Daniela se tourne vers lui affolée. Il joint le geste à la parole. Elle ressent une crampe en haut des joues qui lui fait prendre conscience, au moment où il se débloque, du sourire fixe qu'elle arborait jusqu'à présent. Puis elle interroge des yeux la troupe, qui déjà les ignore et reprend de plus belle son papotage après quelques haussements d'épaules, quelques sourires, des yeux au ciel qui semblent dire : " C'est encore ce Bidet. Il ne peut voir du monde sans faire un esclandre. Ne lui faisons pas le cadeau d'une réaction. Refusons-lui l'attention qu'il mendie. Il hurlerait n'importe quoi pour être entendu, pour être tout court. Mais il n'existe plus pour nous."

Elle a tout de même surpris un homme à cravate jaune en train de se plaindre à ses voisins, qui l'approuvent.

— Ça devient intolérable.
— Et dangereux.
— Vous avez entendu ?
— Il faut que ça cesse.

La respiration d'Eugène est sonore ; il reprend son souffle, il transpire, un peu de couleur lui remonte au visage. Peu après que le brouhaha s'est refermé sur son éclat comme l'eau sur un caillou qui vient de ricocher, une exclamation les distrait. C'est l'homme au col Mao, qui à son tour a décidé de choquer l'assistance par une profession de foi guerrière. Elle ne distingue pas bien ses phrases, mais elles parlent de diplomatie et de stratégie d'un point de vue confessionnel, comme s'il ne pouvait plus y avoir que des querelles de religion. Le ton est monté entre lui et le jeune couple de bobos à bébés jumeaux, tenants sans doute d'une vision plus écolibérale du monde, au point que le docteur Sénart croit devoir voler à leur secours.

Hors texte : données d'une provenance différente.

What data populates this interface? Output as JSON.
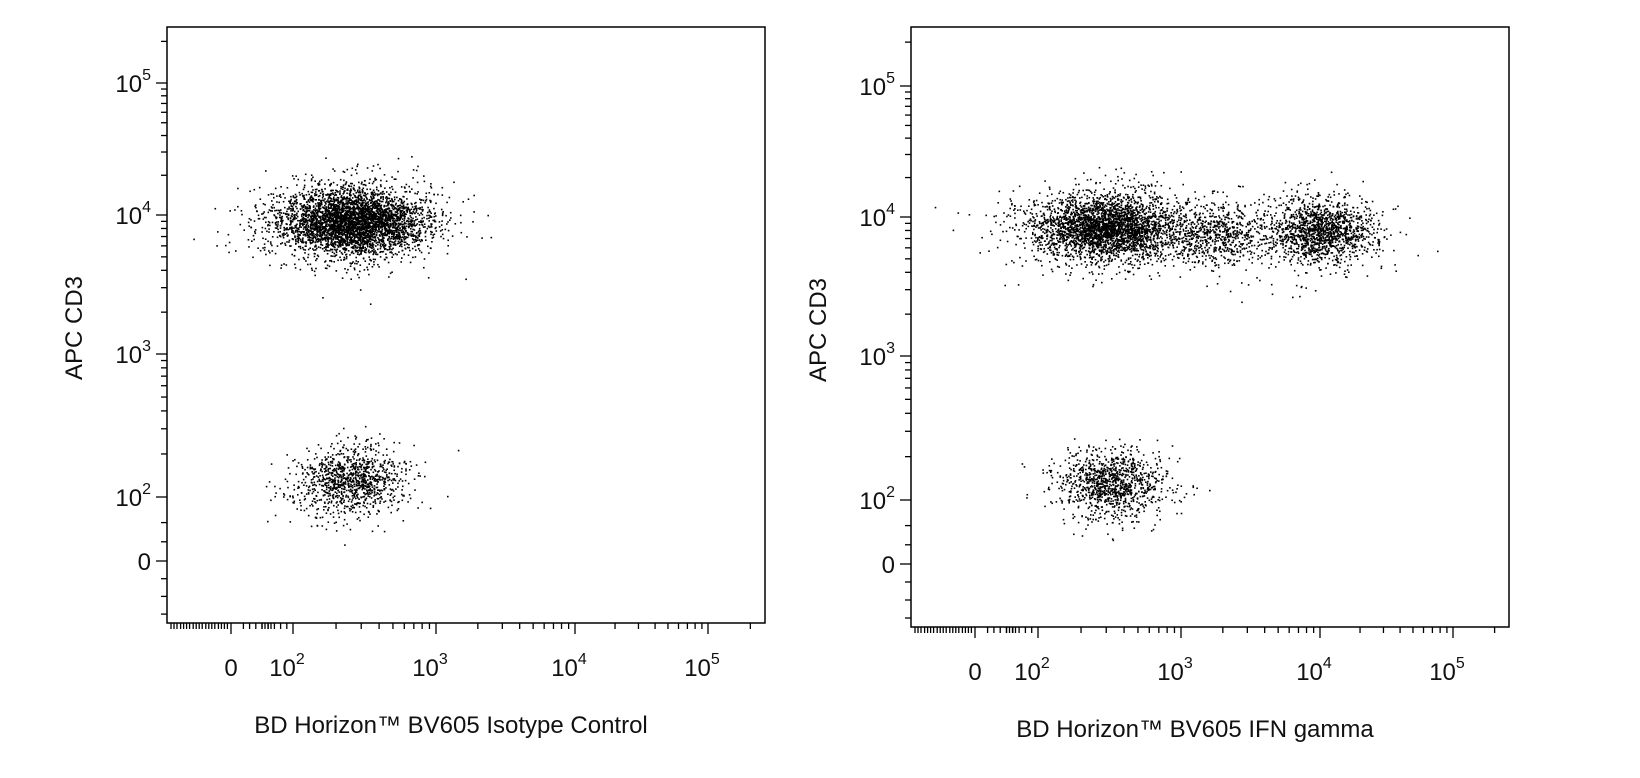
{
  "chart_data": [
    {
      "type": "scatter",
      "xlabel": "BD Horizon™ BV605 Isotype Control",
      "ylabel": "APC CD3",
      "x_scale": "biexponential",
      "y_scale": "biexponential",
      "xlim": [
        -250,
        250000
      ],
      "ylim": [
        -100,
        250000
      ],
      "x_ticks": [
        {
          "label": "0",
          "value": 0
        },
        {
          "label": "10",
          "exp": "2",
          "value": 100
        },
        {
          "label": "10",
          "exp": "3",
          "value": 1000
        },
        {
          "label": "10",
          "exp": "4",
          "value": 10000
        },
        {
          "label": "10",
          "exp": "5",
          "value": 100000
        }
      ],
      "y_ticks": [
        {
          "label": "0",
          "value": 0
        },
        {
          "label": "10",
          "exp": "2",
          "value": 100
        },
        {
          "label": "10",
          "exp": "3",
          "value": 1000
        },
        {
          "label": "10",
          "exp": "4",
          "value": 10000
        },
        {
          "label": "10",
          "exp": "5",
          "value": 100000
        }
      ],
      "populations": [
        {
          "center": [
            260,
            9000
          ],
          "count": 4200
        },
        {
          "center": [
            250,
            130
          ],
          "count": 1100
        }
      ],
      "color": "#000000"
    },
    {
      "type": "scatter",
      "xlabel": "BD Horizon™ BV605 IFN gamma",
      "ylabel": "APC CD3",
      "x_scale": "biexponential",
      "y_scale": "biexponential",
      "xlim": [
        -250,
        250000
      ],
      "ylim": [
        -100,
        250000
      ],
      "x_ticks": [
        {
          "label": "0",
          "value": 0
        },
        {
          "label": "10",
          "exp": "2",
          "value": 100
        },
        {
          "label": "10",
          "exp": "3",
          "value": 1000
        },
        {
          "label": "10",
          "exp": "4",
          "value": 10000
        },
        {
          "label": "10",
          "exp": "5",
          "value": 100000
        }
      ],
      "y_ticks": [
        {
          "label": "0",
          "value": 0
        },
        {
          "label": "10",
          "exp": "2",
          "value": 100
        },
        {
          "label": "10",
          "exp": "3",
          "value": 1000
        },
        {
          "label": "10",
          "exp": "4",
          "value": 10000
        },
        {
          "label": "10",
          "exp": "5",
          "value": 100000
        }
      ],
      "populations": [
        {
          "center": [
            300,
            8500
          ],
          "count": 3300
        },
        {
          "center": [
            10000,
            8000
          ],
          "count": 1500
        },
        {
          "center": [
            1800,
            7500
          ],
          "count": 700
        },
        {
          "center": [
            320,
            130
          ],
          "count": 1100
        }
      ],
      "color": "#000000"
    }
  ]
}
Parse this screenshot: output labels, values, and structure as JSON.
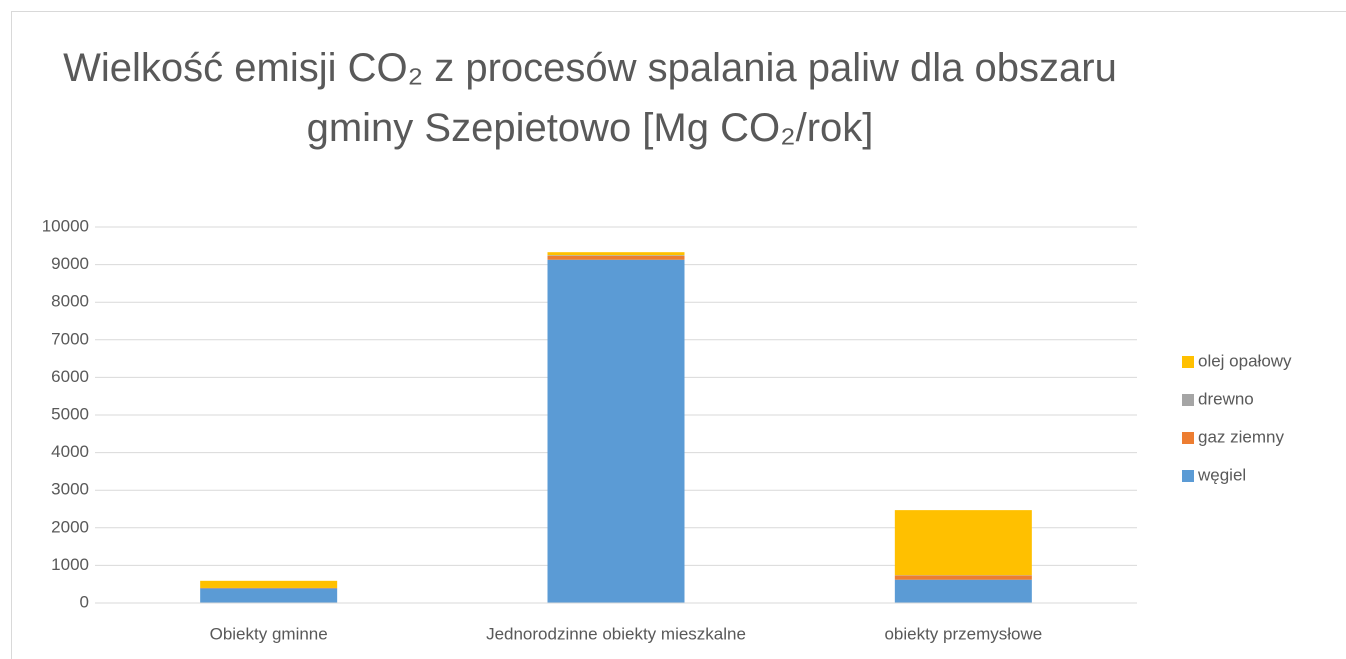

Il prend l'officier en retraite par le col de la veste, qu'il relâche avec une grimace, la paume meurtrie par les branches acérées d'un crucifix de cuivre embusqué dans le tweed du revers. Les mots qu'il souffle sur le nez de son parent sont inaudibles, mais le visage de celui-ci se congestionne, devient tomate, et il recule en se tassant comme un boxeur blessé.

L'incident a dû dégriser Eugène : un nouveau venu ne pourrait deviner qu'il sort d'une crise. Il murmure sans lâcher des yeux le couple attaqué.

— Vous aurez remarqué leur dignité prudente
les Jurieux ne s'en départissent jamais
bon genre impeccable
même dans les disputes
il faut dire qu'ils ont l'habitude
cette scène se reproduit à chaque réunion de famille.
(Daniela n'ose pas demander : Et celle que vous venez de faire ? Et l'indulgence de tous à votre égard ?)
— Le colonel Sénart
dès qu'il a un coup dans le nez
ne peut s'empêcher d'étaler des idées
qu'il croit provocantes
elles ne sont que [tic] méchantes
lui non plus [tic] vous ne l'aviez jamais vu ?
(Daniela fait non de la tête.)
c'est l'oncle paternel de Max
les officiers ont droit à une retraite précoce
peut-être est-ce le guerrier en lui [tic] qui le démange
depuis qu'il a quitté l'armée pour la finance
il voit [tic] Armaggedon partout
le docteur a beau être son cadet de trois ans
il a sur lui une autorité [tic] étonnante [tic]
il sait le tenir.

À présent, c'est l'adolescent bougon qu'Eugène lui a présenté comme un neveu par alliance qui se met à chanter à tue-tête « Love Will Tear Us Apart ». Sa voix de fausset mi-muée perce le tympan, il saute d'un pied sur l'autre et agite les avant-bras. Il lance à Daniela un regard rigolard, mais finit par obtempérer à la main levée au-dessus des têtes, en forme de bec qui se ferme, d'une forte dame qui doit être sa mère. Alors son visage se fige de nouveau dans sa moue d'assassin.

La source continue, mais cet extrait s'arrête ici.